Image: A mother breastfeeds her newborn
A mother breastfeeds her two-day-old baby at the Ataturk Children's Hospital a day after being rescued from another hospital following a deadly attack, in Kabul, Afghanistan, Wednesday. Rahmat Gul / AP

However, progress has stalled in recent months as a planned exchange of thousands of prisoners between the Afghan government and the Taliban has broken down because the government, which was not party to the Doha pact, has declined to release the Taliban prisoners as quickly as was suggested in the U.S. deal.

Tension has also arisen over the identification of prisoners and over which Taliban prisoners should be released first, with the government opting for the sick and the elderly who are less likely to return to the battlefield.

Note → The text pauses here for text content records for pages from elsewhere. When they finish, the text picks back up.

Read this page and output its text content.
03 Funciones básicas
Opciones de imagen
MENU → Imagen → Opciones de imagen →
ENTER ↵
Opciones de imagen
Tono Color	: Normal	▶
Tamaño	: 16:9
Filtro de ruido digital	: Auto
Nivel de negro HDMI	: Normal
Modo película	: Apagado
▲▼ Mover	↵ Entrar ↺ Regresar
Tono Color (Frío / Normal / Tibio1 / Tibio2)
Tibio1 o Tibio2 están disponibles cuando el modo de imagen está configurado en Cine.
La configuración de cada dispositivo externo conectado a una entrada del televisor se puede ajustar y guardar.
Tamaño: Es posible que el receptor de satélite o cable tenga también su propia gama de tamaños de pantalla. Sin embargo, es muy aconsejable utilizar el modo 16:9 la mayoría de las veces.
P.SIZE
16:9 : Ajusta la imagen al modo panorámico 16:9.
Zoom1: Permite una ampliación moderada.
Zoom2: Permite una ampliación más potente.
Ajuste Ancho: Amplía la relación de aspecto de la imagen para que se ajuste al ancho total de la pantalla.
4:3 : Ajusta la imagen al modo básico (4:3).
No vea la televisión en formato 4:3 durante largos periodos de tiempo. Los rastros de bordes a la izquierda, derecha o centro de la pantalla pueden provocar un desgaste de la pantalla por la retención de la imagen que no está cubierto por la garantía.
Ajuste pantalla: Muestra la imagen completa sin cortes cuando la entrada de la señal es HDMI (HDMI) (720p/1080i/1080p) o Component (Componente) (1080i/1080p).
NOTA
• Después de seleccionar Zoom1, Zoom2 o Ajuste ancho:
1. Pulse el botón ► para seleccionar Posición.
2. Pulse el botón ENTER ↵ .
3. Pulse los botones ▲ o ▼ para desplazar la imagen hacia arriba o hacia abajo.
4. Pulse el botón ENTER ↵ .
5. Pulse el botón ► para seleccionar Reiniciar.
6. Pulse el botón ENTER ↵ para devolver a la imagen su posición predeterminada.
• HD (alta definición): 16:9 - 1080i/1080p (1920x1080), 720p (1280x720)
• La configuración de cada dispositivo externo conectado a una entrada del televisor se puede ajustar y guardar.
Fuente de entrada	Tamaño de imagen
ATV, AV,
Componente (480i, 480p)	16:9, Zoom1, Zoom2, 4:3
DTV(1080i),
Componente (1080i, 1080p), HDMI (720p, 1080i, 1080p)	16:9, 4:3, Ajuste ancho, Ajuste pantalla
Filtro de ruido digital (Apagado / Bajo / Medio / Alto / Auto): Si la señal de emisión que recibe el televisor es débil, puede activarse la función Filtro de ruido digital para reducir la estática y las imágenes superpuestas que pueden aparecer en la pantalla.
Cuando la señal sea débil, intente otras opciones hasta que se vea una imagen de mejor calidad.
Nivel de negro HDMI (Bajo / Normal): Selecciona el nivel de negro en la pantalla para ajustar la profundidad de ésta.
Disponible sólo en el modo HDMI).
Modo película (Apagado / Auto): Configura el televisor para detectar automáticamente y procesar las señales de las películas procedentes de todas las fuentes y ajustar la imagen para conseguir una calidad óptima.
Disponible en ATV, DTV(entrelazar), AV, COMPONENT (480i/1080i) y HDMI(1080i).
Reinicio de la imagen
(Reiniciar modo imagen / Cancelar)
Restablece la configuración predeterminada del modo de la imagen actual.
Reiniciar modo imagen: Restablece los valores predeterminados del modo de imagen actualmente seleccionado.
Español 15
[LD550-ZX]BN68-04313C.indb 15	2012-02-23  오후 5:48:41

Mudslinging and accusations of wrongdoing have been the norm for months in Afghanistan, but the attacks on the maternity hospital and a funeral ceremony in Nangarhar province Tuesday have made the prospect of peace feel even more remote.

Following the attacks, Afghan President Ashraf Ghani announced that he had asked Afghan security forces to switch from "defensive" to “offensive” mode and appeared to blame the Taliban for one of the attacks.

"Today at the government hospital in Kabul and in [the] funeral in Jalalabad, people witnessed Taliban and Daesh terror,” he said Tuesday, referring to ISIS by its Arabic acronym, without specifying which group he blamed for which attack.

ISIS later claimed responsibility for the Nangarhar attack, according to Flashpoint Intelligence, a global security firm. However, the firm said Friday they had yet to receive any claims of responsibility for the hospital attack.

The Taliban on Friday emphatically condemned the bloodshed saying attacks on clinics, funerals and public infrastructure have “no place in our policy.”

In response to being blamed for the hospital attack, the Taliban claimed responsibility Friday for a truck bomb attack Thursday outside a military compound in Paktia province in the east of the country. The attack killed five civilians and injured 24, according to the Afghan Defense Ministry.